More than MVR 35 billion has been spent on health services and medical treatment over the past five years, according to a performance audit of the Aasandha health insurance scheme released today by the Auditor General’s Office.
The audit report said the state spent MVR 35.8 billion on health services between 2019 and 2024, including expenditure under Aasandha and spending outside the scheme. This represents an average annual health expenditure of MVR 5.9 billion. During this period, Aasandha emerged as the second-largest component of the state budget after hospitals, with MVR 16 billion spent under the scheme alone.
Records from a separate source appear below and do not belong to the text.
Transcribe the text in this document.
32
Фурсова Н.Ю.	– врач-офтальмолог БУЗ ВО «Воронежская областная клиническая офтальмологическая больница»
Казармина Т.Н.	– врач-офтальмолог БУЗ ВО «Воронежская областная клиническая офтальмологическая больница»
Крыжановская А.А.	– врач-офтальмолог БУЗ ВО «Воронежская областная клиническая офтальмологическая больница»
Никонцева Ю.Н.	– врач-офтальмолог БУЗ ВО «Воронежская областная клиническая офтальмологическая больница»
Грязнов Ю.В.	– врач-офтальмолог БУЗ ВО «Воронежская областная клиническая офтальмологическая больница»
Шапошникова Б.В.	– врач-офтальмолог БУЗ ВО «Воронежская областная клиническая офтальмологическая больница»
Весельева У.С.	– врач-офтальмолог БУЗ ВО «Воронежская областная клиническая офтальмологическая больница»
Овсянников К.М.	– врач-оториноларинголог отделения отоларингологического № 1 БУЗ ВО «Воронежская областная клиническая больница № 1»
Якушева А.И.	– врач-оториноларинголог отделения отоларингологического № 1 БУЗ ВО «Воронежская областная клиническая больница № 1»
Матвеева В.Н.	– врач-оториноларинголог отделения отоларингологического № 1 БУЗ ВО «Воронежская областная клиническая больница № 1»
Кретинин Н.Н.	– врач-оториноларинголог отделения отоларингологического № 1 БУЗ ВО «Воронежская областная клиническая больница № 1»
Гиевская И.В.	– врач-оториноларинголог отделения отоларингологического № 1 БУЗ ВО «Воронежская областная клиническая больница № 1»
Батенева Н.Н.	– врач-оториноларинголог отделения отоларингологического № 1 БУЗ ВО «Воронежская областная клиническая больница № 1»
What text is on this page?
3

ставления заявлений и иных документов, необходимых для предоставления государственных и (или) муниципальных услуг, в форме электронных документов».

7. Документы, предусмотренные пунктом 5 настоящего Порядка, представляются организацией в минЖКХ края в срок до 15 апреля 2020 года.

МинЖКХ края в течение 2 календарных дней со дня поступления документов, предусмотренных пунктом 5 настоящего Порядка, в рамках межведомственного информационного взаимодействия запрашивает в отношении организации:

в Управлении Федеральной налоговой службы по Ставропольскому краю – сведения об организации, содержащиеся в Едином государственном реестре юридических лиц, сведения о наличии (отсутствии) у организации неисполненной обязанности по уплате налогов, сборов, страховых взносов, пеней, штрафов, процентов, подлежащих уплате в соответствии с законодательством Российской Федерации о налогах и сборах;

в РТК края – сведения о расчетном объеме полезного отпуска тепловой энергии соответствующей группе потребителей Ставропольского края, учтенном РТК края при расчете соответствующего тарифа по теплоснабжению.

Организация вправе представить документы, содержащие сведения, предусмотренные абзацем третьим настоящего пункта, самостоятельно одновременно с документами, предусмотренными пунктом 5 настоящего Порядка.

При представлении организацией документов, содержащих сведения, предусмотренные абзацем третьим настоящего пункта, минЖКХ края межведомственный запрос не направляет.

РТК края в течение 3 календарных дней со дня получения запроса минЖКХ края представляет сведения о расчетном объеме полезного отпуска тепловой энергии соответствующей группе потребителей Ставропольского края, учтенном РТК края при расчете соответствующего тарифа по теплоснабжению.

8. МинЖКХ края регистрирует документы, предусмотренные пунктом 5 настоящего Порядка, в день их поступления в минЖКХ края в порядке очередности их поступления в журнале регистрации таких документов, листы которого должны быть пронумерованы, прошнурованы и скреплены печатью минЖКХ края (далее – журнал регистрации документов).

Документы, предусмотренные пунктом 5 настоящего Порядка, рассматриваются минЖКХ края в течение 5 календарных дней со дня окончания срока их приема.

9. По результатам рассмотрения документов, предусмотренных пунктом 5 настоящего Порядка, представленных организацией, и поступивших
The Auditor General’s Office noted that while the number of people using Aasandha services increased by seven percent over the five years, spending under the scheme rose by 32 percent, indicating rapidly rising costs. Medicines were identified as the largest cost driver, with Aasandha spending an average of MVR 924.8 million annually on drugs, a figure that continues to increase by about seven percent each year.
Private healthcare spending also contributed to higher costs, totalling MVR 3.1 billion over five years. During this time, 83 clinics and two hospitals were brought under Aasandha, with MVR 779.8 million paid to clinics. Although clinic-related spending remains relatively low, it is growing at an annual rate of 18 percent.
The audit highlighted overseas medical treatment as another major expense. Visiting doctors are allowed to refer patients abroad, contributing to higher foreign medical costs. Spending on overseas treatment reached MVR 1.6 billion between 2019 and 2024, despite the availability of specialists in the Maldives for many commonly referred conditions. The report also noted that agreements with foreign hospitals aimed at developing local medical specialties have not been implemented.
Aasandha expenditure is projected to reach MVR 4 billion by 2027, marking a 62 percent increase compared to 2019. The audit concluded that Aasandha is not being operated in line with the law, noting that if a premium-based insurance model had been implemented as required, expenditure in 2023 alone could have been reduced by MVR 1.6 billion.
To address rising costs, the Auditor General’s Office recommended introducing a maximum retail price system for medicines, implementing co-payments for overseas treatment, shifting to targeted subsidies for those most in need, and conducting research into diseases commonly treated abroad to strengthen preventive healthcare measures.